On Wed, Mar 29, 2023 at 09:54:55PM +0800, Aaron Lu wrote:
> On Wed, Mar 29, 2023 at 02:36:44PM +0200, Dietmar Eggemann wrote:
> > On 28/03/2023 14:56, Aaron Lu wrote:
> > > On Tue, Mar 28, 2023 at 02:09:39PM +0200, Dietmar Eggemann wrote:
> > >> On 27/03/2023 07:39, Aaron Lu wrote:
> And not sure if you did the profile on different nodes? I normally chose
> 4 cpus of each node and do 'perf record -C' with them, to get an idea
> of how different node behaves and also to reduce the record size.
> Normally, when tg is allocated on node 0, then node 1's profile would
> show higher cycles for update_cfs_group() and update_load_avg().

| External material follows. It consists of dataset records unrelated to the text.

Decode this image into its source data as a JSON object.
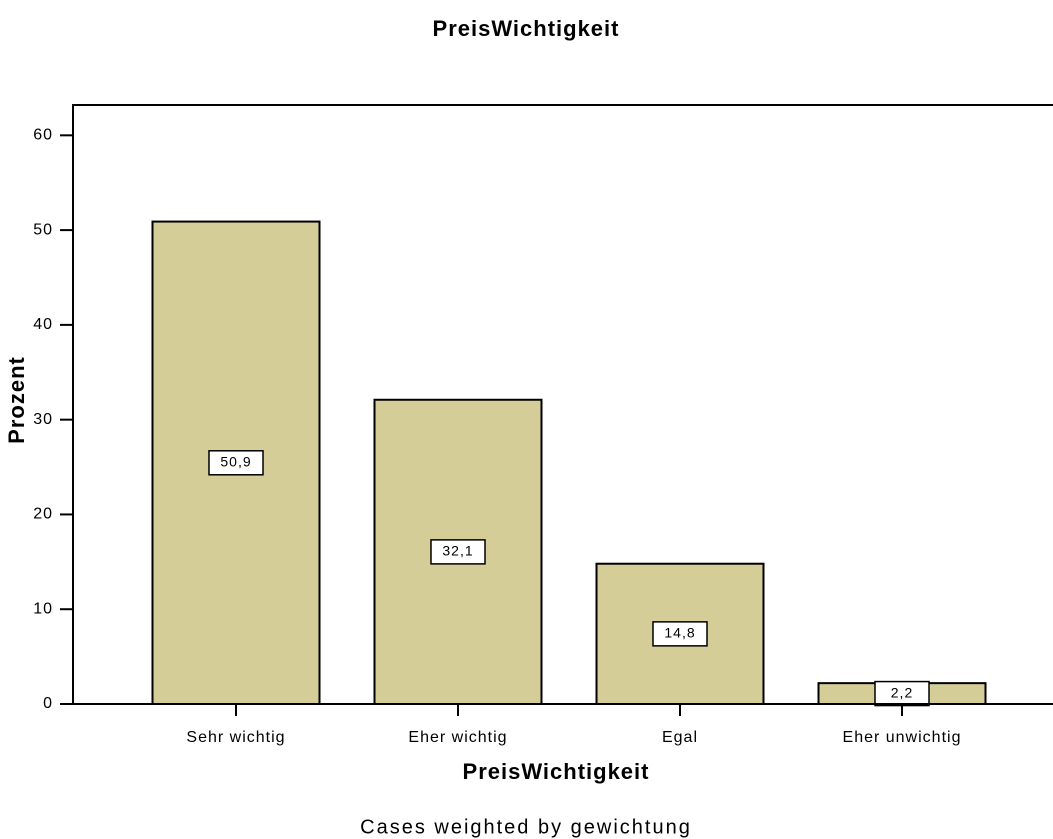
{
  "chart_data": {
    "type": "bar",
    "title": "PreisWichtigkeit",
    "x_label": "PreisWichtigkeit",
    "y_label": "Prozent",
    "footnote": "Cases weighted by gewichtung",
    "categories": [
      "Sehr wichtig",
      "Eher wichtig",
      "Egal",
      "Eher unwichtig"
    ],
    "values": [
      50.9,
      32.1,
      14.8,
      2.2
    ],
    "value_labels": [
      "50,9",
      "32,1",
      "14,8",
      "2,2"
    ],
    "color": "#d4cd98",
    "ylim": [
      0,
      63.2
    ],
    "yticks": [
      0,
      10,
      20,
      30,
      40,
      50,
      60
    ],
    "grid": false
  }
}
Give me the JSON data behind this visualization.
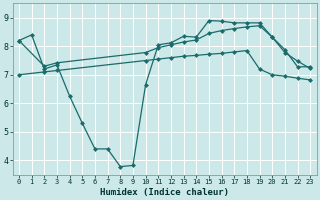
{
  "xlabel": "Humidex (Indice chaleur)",
  "xlim": [
    -0.5,
    23.5
  ],
  "ylim": [
    3.5,
    9.5
  ],
  "yticks": [
    4,
    5,
    6,
    7,
    8,
    9
  ],
  "xticks": [
    0,
    1,
    2,
    3,
    4,
    5,
    6,
    7,
    8,
    9,
    10,
    11,
    12,
    13,
    14,
    15,
    16,
    17,
    18,
    19,
    20,
    21,
    22,
    23
  ],
  "bg_color": "#cce8e8",
  "line_color": "#1a6b6b",
  "grid_color": "#ffffff",
  "line1_x": [
    0,
    1,
    2,
    3,
    4,
    5,
    6,
    7,
    8,
    9,
    10,
    11,
    12,
    13,
    14,
    15,
    16,
    17,
    18,
    19,
    20,
    21,
    22,
    23
  ],
  "line1_y": [
    8.2,
    8.4,
    7.2,
    7.35,
    6.25,
    5.3,
    4.4,
    4.4,
    3.78,
    3.82,
    6.65,
    8.05,
    8.12,
    8.35,
    8.32,
    8.9,
    8.88,
    8.82,
    8.82,
    8.82,
    8.32,
    7.88,
    7.28,
    7.28
  ],
  "line2_x": [
    0,
    2,
    3,
    10,
    11,
    12,
    13,
    14,
    15,
    16,
    17,
    18,
    19,
    20,
    21,
    22,
    23
  ],
  "line2_y": [
    8.2,
    7.3,
    7.42,
    7.78,
    7.95,
    8.05,
    8.15,
    8.22,
    8.45,
    8.55,
    8.62,
    8.68,
    8.72,
    8.32,
    7.78,
    7.48,
    7.22
  ],
  "line3_x": [
    0,
    2,
    3,
    10,
    11,
    12,
    13,
    14,
    15,
    16,
    17,
    18,
    19,
    20,
    21,
    22,
    23
  ],
  "line3_y": [
    7.0,
    7.1,
    7.15,
    7.5,
    7.55,
    7.6,
    7.65,
    7.68,
    7.72,
    7.75,
    7.8,
    7.85,
    7.2,
    7.0,
    6.95,
    6.88,
    6.82
  ]
}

Wouldn't the choice of CPUs have a big effect on the data, depending on
where sysbench or postgres tasks run?

> I guess your setup may have a much lower migration number?

I also tried this and sure enough didn't see as many migrations on
either of two systems. I used a container with your steps with a plain
6.2 kernel underneath, and the cpu controller is on (weight only). I
increased connections and buffer size to suit each machine, and took
Chen's suggestion to try without numa balancing.

AMD EPYC 7J13 64-Core Processor
2 sockets * 64 cores * 2 threads = 256 CPUs

sysbench: nr_threads=256

All observability data was taken at one minute in and using one tool at
a time.

@migrations[1]: 1113
@migrations[0]: 6152
@wakeups[1]: 8871744
@wakeups[0]: 9773321

# profiled the whole system for 5 seconds, reported w/ --sort=dso,symbol
0.38% update_load_avg
0.13% update_cfs_group

Using higher (nr_threads=380) and lower (nr_threads=128) load doesn't
change these numbers much.

The topology of my machine is different from yours, but it's the biggest
I have, and I'm assuming cpu count is more important than topology when
reproducing the remote accesses. I also tried on

Intel(R) Xeon(R) Platinum 8358 CPU @ 2.60GHz
2 sockets * 32 cores * 2 thread = 128 CPUs

with nr_threads=128 and got similar results.

I'm guessing you've left all sched knobs alone? Maybe sharing those and
the kconfig would help close the gap. Migrations do increase to near
what you were seeing when I disable SIS_UTIL (with SIS_PROP already off)
on the Xeon, and I see 4-5% apiece for the functions you mention when
profiling, but turning SIS_UTIL off is an odd thing to do.